Oh, when was the last time someone called you to a purpose or a destiny that so energized your soul that you could not be a happy or whole person unless you put everything aside to go and accomplish it?
Then Jesus went on to Capernaum and there he was met by a man possessed by demons. Now you may not be too comfortable in talking about demons, but I think you well-understand that we all wrestle with the powers and principalities of life. I saw it in the face of our good friend Sally a few years ago when we went out to breakfast and she told me about how - just before the holidays - her dad had come into her room one night and told her that he was leaving her mother because he didn't love her anymore and because he had fallen in love with a girl just a few years older than Sally. When I looked in Sally's eyes that morning, there was something there that made me realize that this poor kid was wrestling with something much greater than she could handle.

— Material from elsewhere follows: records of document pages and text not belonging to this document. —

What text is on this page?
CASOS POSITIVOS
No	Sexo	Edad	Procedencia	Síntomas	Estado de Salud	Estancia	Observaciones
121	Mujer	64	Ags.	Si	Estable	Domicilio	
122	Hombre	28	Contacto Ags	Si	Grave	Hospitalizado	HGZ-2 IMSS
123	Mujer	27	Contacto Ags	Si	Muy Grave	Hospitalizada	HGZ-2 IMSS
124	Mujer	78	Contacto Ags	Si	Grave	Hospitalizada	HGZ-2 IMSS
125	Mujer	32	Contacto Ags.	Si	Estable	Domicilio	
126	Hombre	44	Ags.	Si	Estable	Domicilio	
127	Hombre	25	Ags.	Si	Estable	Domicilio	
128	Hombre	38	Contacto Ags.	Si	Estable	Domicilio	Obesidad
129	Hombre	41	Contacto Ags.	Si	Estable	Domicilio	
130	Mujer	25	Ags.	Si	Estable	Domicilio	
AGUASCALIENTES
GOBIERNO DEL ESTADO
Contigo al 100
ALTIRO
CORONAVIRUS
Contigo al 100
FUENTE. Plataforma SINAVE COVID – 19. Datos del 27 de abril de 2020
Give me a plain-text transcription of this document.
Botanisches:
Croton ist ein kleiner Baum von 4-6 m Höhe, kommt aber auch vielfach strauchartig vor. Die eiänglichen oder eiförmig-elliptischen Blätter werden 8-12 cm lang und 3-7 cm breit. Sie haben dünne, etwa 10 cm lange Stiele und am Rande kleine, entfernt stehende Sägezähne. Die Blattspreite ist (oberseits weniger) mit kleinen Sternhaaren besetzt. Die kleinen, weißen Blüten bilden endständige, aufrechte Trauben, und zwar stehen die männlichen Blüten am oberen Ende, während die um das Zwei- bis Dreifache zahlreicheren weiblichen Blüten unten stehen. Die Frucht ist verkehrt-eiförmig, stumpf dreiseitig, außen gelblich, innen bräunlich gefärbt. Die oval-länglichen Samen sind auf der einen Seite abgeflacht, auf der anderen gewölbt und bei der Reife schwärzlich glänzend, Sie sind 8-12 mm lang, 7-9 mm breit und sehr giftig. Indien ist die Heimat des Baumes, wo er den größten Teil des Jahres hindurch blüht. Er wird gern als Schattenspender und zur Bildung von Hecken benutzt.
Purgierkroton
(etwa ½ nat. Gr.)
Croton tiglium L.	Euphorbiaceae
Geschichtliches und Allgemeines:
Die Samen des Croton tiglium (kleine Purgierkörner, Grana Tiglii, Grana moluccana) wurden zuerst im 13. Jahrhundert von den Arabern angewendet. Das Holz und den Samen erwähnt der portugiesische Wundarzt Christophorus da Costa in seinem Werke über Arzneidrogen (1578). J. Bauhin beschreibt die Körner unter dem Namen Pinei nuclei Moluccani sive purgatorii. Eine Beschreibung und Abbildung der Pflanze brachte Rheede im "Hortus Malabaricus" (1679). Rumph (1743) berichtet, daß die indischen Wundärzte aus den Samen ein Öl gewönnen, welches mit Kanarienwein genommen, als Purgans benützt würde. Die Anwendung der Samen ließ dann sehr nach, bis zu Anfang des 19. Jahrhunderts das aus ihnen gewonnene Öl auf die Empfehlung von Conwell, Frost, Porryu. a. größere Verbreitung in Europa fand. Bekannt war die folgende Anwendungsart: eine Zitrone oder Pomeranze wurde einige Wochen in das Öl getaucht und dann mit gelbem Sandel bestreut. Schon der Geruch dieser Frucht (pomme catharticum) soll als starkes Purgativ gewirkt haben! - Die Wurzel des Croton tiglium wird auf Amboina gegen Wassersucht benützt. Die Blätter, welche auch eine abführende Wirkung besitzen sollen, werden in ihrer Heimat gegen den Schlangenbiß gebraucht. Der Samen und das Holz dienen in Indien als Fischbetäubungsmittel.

In recent weeks, several families in our church have lost loved ones. And now that the initial shock is subsiding, there is faced the incredible challenge of figuring out how to go on without loved ones who have been such integral parts of their lives. They are wrestling with the powers and principalities of grief.
And I have been moved, in recent weeks, whenever I've seen a commercial on television. The scene is a doctor's office at Baptist Hospital. There are x-rays displayed of a person's lungs. The doctor gently says to the patient that he's completed the battery of tests. "You have a form of lung cancer," he says. And if you've ever been on either side of that coin, or know someone who has, you know first hand what a dark and overwhelming experience it is. How can one go on in the face of such powerful forces?
Now I've learned something over the years. When people like Sally, or our grieving church families, or that patient in the commercial suddenly find themselves overwhelmed by the powers and principalities of life, not one of them turns to God for the purpose of finding out about where Jesus was born, or what the third Beatitude is, or how to spell Deuteronomy. What people need in times like these is not religious knowledge, but the resurrection of our soul! We need divine inner resources so that we can find a way to take hold of the evil, and rise up above it, and make it through the day!
What is the Gospel of Mark about? It's about spirituality. Why, its story after story about Jesus touching peoples' souls, and making them alive to God! Mark is the first biography of our divine soulmate and how he is able to reach into the depths of peoples' lives, opening up whole new vistas of human possibility!
You see, our faith is not a set of rules or teachings. It's not religious living or even ethics. These things are the outward expressions of a deeper interior experience.
Our faith is about Jesus Christ bringing human souls to life!
What challenges are you facing as this new week begins? Where are the hurts? Where are you struggling? Where do you need healing? Where do you see the need for good to overcome evil? What relationships need to be strengthened or rebuilt? What would you do with the rest of your life if you knew that God would work through you, and you could not fail?
Like Martin Luther King, you and I are confronted by the realities of our lives and times.
Like Martin, like Mother Theresa, like the ordinary people whose stories are told on the pages of St. Mark, your greatest resource is your soul-made-alive-to-God through Jesus Christ.
Seek him. Focus on him. Listen to him. Trust him. Discover him as your soulmate.
You see, Christian spirituality begins with Christ, the whole Christ, and nothing but the Christ.
Today, begin a journey with him, and discover the undreamed of wonders of your soul!